El acto electoral era de una tensión extrema: “En el atrio de la iglesia se ponía la mesa, de un lado estaba en este caso Moreira y del otro podía estar Leguizamón, el puntero del otro bando al que después terminó matando en 1874. Y el que iba a votar los tenía a los dos ahí enfrente, mirándolo.”

A partir de la muerte de Leguizamón, Juan Moreira anduvo escapando de la justicia por los campos cercanos a Navarro, hasta que el 30 de abril de 1874 los policías recibieron el dato que lo habían visto en “La Estrella”, un prostíbulo situado en la esquina de la plaza de Lobos. Una partida lo sorprendió y el sargento Chirino le clavó su bayoneta cuando el gaucho intentaba escapar por los fondos trepando un muro. Así moría Moreira y nacía su leyenda.

Su cráneo y su famosa daga estuvieron expuestas en el Museo Histórico de Luján y alguna vez se exhibieron en la pulpería de Navarro. Hoy la daga, hecha con una hoja de sable enderezado, de 83 centímetros de largo está en el Museo Juan Domingo Perón de Lobos.  El cráneo no se puede ver más, de acuerdo a una ley que prohíbe exhibir restos mortales en museos.

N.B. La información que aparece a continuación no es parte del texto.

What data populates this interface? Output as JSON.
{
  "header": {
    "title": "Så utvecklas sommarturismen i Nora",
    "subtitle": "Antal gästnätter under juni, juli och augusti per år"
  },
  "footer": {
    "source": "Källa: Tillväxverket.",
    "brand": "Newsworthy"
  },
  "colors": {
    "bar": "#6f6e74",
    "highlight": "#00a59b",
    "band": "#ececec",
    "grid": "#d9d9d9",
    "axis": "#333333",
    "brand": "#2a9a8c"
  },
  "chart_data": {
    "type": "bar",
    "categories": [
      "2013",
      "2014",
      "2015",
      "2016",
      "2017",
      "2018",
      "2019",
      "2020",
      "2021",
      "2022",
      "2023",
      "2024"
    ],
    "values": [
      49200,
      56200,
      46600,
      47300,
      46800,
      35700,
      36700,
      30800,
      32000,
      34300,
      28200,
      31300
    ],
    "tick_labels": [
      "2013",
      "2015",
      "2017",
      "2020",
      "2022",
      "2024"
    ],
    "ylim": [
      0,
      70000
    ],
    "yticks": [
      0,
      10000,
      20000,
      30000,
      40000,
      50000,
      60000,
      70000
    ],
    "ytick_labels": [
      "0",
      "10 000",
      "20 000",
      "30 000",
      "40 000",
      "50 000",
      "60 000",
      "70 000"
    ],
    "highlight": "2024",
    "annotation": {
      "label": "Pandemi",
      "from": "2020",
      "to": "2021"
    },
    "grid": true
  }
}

Su historia llena de bravura, de un tiempo donde las diferencias, aún las políticas, se dirimían a punta de facón, sigue viva en esta antigua construcción, a la que todos en el pueblo nombran como “La Pulpería de Juan Moreira”, y que se puede conocer, aunque no tenga días ni horarios fijos. Como aclara Daniel Di Trana: “Si estoy yo, se abre. O sea, cuando va gente, le abro y le muestro. No es muy grande, es una pulpería. Pero hay mucho para ver, cada cosita tiene su historia".